Sequestro lampo in Libano: gli Hezbollah rapiscono e derubano un gruppo di italiani tra cui Elisa Murgese, giornalista del Sud Est Milano

La testimonianza di Elisa Murgese, giornalista del Sud Est Milano e residente a Vizzolo Predabissi:
Era l'una di pomeriggio e la pioggia non accennava a smettere tra le polverose vie libanesi. Mi trovavo in Libano da un paio di settimane come giornalista embedded a seguito delle truppe italiane dell'Onu.

La mattinata della befana era trascorsa tranquilla, tra messe cristiane cantate da arabe voci femminili e incontri con muftì sciiti. Tra i quattro giornalisti presenti e i sette militari che ci scortavano non si parla che di tornare alla vicina base di Shama per sederci a tavola e goderci l'ultimo giorno che avremmo dovuto passare in territorio libanese. 
Non so se fu la pioggia o una fatale distrazione, ma quando i due veicoli militari si resero conto di essersi persi e cercarono di fare inversione di marcia, era già troppo tardi. 
Un ragazzo sui trent'anni scaglia un masso sul primo veicolo – il mio – proprio accanto alla scritta UN. In un attimo un furgone ci blocca la strada, un'altra macchina imbottiglia il secondo veicolo, ed eccoci vittime di un sequestro lampo nel villaggio Aita Ech Chaab.

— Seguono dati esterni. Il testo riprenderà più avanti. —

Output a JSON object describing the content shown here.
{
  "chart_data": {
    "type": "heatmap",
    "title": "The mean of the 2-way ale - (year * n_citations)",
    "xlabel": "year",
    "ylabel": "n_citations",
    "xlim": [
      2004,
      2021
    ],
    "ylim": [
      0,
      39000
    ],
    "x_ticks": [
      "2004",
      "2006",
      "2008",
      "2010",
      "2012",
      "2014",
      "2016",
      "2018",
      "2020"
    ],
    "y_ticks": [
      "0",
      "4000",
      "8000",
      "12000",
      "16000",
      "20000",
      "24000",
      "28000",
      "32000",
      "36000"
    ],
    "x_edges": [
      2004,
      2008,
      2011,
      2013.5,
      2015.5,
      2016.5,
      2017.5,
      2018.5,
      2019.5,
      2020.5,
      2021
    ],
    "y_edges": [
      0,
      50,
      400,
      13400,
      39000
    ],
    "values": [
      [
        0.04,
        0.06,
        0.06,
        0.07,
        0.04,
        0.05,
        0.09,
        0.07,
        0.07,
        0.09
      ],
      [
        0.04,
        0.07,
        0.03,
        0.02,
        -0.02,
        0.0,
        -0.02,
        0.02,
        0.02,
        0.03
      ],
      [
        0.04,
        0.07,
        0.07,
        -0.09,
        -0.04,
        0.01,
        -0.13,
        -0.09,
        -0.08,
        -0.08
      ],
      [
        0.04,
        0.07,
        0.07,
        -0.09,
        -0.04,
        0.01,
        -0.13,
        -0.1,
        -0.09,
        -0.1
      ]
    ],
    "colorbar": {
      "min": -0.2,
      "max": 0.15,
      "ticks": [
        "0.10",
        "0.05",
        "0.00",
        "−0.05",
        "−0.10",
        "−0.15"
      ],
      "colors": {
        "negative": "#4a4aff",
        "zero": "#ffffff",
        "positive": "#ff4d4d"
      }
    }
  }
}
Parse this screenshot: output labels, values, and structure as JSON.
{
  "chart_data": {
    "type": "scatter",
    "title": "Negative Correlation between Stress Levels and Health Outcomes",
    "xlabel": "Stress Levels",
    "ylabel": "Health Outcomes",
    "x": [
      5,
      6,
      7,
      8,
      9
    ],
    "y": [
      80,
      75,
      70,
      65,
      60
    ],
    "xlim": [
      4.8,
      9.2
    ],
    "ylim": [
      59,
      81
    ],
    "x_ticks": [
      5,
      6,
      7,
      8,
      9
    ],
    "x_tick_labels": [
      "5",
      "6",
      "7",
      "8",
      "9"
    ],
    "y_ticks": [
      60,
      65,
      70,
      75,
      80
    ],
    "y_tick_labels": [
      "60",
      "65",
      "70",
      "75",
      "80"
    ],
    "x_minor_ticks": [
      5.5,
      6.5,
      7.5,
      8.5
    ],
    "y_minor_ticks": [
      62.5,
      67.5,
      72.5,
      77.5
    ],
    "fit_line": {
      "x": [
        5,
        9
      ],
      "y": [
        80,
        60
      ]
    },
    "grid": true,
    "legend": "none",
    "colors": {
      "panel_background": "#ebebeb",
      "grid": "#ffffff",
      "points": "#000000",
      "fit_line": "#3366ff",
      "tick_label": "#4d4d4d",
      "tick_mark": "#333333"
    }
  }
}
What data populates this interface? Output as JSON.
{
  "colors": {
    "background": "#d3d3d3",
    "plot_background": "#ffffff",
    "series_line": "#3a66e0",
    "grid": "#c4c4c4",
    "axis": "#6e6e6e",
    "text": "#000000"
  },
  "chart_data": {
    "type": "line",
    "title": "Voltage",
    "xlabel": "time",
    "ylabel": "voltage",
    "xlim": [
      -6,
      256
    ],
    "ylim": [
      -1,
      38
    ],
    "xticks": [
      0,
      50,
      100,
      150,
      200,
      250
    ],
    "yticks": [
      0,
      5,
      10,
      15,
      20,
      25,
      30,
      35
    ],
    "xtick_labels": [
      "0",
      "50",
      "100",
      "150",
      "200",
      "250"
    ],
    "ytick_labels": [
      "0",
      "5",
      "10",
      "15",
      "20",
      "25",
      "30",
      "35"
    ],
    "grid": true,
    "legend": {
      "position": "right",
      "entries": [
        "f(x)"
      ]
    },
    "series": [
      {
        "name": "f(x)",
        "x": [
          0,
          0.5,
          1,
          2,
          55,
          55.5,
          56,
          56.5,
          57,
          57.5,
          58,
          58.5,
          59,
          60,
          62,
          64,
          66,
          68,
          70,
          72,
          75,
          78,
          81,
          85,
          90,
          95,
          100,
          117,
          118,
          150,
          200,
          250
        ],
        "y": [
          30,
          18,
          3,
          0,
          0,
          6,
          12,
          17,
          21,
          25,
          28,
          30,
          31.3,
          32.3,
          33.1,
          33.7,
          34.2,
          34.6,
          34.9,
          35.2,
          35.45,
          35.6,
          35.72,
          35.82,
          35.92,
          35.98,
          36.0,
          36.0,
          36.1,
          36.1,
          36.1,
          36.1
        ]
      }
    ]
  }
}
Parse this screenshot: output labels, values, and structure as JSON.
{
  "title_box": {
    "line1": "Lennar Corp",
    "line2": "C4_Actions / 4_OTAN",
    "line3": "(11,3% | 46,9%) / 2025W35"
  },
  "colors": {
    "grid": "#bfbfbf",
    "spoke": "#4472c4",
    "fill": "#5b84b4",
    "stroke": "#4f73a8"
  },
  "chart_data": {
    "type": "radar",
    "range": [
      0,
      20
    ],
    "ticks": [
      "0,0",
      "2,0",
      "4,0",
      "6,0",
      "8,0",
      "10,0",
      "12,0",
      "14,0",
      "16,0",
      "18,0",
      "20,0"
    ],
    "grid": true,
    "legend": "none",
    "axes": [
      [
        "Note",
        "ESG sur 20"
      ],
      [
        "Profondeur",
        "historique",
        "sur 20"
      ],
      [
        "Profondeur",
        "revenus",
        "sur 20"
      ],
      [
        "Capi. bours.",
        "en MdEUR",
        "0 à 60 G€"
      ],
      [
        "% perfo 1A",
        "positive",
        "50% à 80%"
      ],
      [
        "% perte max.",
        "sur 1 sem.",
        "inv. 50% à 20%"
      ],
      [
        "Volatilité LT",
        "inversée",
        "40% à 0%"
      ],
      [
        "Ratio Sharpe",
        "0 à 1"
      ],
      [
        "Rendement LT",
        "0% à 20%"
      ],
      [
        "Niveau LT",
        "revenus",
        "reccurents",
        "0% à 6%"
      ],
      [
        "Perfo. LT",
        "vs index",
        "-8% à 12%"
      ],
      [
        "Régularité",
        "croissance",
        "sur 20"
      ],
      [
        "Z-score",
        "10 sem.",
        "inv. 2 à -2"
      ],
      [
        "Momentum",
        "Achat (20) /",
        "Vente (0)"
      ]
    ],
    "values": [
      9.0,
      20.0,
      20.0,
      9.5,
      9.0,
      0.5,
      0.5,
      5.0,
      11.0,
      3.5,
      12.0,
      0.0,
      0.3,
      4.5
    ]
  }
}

I seguaci di Hezbollah sono una trentina, alcuni armati, tutti sotto i trent'anni. Ci circondano e arraffano quel che possono: macchine fotografiche, registratori, radio militare, documenti sensibili, luci da guerra. Poi ci lasciano lì, sotto una pioggia incessante, per un'ora e mezza di rabbia e costernazione.
Ritorneremo alla base militare scortati dall'esercito libanese, e i rapporti tra le truppe Onu e il potere locale ci permetteranno di riavere quasi tutta l'attrezzatura rubata entro 48 ore. Ma è delle spinte dal basso che il Libano deve ancora avere paura, là dove si crede che l'Italia sia al lavoro per Israele, e non per aiutare nella ricostruzione del paese.